Extraskeletal manifestations can occur in almost all organs, including lungs, pericardium, skin, orbit, and retroperitoneum. The retroperitoneal deposits tend to be mainly in the upper retroperitoneum in the perirenal fat, as in our case, sometimes encasing the adrenal glands and even extending into the mediastinum.13,14 Retroperitoneal xanthogranuloma is distinguished from inflammatory fibrosarcoma by its numerous foamy histiocytes, relative lack of plasma cells, and lack of nuclear atypia; Erdheim-Chester infiltration is distinguished from retroperitoneal fibrosis principally by its many foamy histiocytes, lack of plasma cells, and lack of vasculitis.7
Clinical trials for treatment of Erdheim-Chester disease have not been conducted; thus therapeutic options are based on anecdotal experience, and generally do not provide information about the effects on disease outcome.
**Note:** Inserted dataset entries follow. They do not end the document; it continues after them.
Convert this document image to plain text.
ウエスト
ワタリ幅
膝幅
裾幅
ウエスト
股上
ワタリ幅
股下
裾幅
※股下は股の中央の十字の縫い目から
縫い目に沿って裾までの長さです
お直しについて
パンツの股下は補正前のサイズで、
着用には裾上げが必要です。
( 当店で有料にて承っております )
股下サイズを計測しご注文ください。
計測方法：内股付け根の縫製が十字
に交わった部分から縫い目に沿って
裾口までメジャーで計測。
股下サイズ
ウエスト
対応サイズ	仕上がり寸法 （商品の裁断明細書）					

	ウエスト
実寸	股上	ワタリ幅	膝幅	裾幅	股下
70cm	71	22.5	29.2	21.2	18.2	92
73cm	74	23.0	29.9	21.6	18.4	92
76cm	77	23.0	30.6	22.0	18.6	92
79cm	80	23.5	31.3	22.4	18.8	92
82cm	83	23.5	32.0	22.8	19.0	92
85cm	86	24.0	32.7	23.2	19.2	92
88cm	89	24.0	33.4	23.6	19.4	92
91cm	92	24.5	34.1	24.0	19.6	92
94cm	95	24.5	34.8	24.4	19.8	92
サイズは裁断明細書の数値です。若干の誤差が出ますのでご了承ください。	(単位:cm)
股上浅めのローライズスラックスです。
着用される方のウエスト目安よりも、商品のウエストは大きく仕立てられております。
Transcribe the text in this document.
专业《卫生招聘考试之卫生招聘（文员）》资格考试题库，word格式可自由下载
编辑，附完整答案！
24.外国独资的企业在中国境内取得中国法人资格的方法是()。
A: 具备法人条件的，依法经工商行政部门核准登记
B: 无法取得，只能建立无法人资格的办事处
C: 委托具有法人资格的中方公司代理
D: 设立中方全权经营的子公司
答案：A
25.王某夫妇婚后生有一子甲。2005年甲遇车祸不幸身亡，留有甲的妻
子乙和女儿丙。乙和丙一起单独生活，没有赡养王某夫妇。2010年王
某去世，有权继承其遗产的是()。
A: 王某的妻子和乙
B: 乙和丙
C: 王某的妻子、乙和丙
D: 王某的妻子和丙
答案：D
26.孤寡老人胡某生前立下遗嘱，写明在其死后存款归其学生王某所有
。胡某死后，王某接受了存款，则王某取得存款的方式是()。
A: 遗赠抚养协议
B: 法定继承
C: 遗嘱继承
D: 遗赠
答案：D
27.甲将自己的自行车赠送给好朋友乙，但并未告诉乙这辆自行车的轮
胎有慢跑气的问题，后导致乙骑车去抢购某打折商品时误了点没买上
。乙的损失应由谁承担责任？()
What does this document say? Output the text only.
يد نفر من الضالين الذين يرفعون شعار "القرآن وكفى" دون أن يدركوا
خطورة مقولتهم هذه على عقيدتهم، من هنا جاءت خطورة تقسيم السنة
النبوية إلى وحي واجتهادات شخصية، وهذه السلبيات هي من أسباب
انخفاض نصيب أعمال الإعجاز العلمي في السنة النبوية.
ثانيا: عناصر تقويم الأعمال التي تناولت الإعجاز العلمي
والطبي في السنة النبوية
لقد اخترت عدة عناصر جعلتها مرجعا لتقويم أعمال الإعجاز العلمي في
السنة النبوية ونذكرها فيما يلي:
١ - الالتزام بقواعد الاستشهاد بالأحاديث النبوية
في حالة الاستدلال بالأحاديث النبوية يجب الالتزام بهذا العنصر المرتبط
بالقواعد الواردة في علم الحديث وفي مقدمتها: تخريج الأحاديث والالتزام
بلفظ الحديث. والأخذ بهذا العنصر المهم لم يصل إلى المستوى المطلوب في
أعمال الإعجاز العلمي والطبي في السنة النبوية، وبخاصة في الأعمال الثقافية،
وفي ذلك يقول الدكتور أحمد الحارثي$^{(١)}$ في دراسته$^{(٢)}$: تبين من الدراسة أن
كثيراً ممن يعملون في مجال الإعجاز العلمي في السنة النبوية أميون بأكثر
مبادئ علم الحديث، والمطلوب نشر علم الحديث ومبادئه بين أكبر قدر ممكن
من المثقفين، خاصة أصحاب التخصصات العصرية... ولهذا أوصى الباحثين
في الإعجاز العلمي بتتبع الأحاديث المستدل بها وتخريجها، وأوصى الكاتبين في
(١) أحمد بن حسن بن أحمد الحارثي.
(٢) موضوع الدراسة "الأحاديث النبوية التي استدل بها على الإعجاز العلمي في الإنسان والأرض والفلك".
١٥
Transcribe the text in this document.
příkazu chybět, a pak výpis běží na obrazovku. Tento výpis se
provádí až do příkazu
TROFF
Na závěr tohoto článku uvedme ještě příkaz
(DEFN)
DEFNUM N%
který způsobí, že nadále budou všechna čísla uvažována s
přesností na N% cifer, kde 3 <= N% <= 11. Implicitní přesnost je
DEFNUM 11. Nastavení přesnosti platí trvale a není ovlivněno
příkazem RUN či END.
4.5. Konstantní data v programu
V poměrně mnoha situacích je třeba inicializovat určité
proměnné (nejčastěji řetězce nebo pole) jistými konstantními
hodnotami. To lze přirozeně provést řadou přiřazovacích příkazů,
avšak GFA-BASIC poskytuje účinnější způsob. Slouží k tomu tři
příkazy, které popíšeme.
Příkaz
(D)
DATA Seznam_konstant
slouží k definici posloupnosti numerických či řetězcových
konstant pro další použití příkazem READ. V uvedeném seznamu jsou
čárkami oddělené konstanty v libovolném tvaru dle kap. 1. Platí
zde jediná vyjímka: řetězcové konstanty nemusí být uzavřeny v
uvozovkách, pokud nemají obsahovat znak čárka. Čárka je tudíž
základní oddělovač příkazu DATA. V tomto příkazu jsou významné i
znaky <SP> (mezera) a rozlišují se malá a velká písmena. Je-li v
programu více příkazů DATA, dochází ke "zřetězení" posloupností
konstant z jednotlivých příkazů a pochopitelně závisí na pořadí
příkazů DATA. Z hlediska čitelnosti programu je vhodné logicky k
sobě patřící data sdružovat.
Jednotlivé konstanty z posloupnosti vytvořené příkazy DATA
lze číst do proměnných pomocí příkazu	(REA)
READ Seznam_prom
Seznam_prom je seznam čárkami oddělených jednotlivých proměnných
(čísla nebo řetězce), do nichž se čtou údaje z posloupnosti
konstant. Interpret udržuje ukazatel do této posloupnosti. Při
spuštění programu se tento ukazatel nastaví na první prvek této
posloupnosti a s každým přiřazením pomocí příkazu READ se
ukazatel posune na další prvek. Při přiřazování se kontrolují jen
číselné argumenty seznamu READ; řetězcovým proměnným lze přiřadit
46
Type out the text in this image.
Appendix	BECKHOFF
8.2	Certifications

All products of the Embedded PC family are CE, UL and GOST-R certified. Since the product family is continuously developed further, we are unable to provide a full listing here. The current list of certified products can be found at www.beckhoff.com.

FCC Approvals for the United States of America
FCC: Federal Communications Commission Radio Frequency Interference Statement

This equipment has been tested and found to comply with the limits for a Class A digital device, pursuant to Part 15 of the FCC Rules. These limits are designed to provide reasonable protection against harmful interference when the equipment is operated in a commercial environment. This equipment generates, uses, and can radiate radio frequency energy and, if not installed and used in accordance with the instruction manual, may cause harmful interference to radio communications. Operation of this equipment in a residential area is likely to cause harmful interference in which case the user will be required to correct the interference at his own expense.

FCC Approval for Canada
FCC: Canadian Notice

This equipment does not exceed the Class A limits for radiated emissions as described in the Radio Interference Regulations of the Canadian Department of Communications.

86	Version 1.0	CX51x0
Systemic corticosteroids, chemotherapy (for example, vinblastine, vincristine, cyclosphosphamide, doxorubidicin), and radiation treatment have been used.2,15 In this case, we obtained a good clinical and laboratory response with a partial regression of the retroperitoneal infiltration; the patient's disease was stabilised with a small dose of steroids, but he remains dependent on it. The prognosis depends to a large part on the extent and distribution of extraosseous disease. In a review of 59 patients, Veyssier-Belot et al reported death related to the disease in 59% of cases, including 36% in less than six months2: the most commonly reported causes of death are respiratory and heart failure. The efficacy of the various treatments is difficult to evaluate because of the rarity of the disease.
Erdheim-Chester is a rare non-Langerhans histiocytosis showing characteristic radiological and histological features.
Extraskeletal manifestations can occur in almost all organs, leading to a poor prognosis.
As bone pain is the first revealing symptom, rheumatologists should be able to recognise the disease.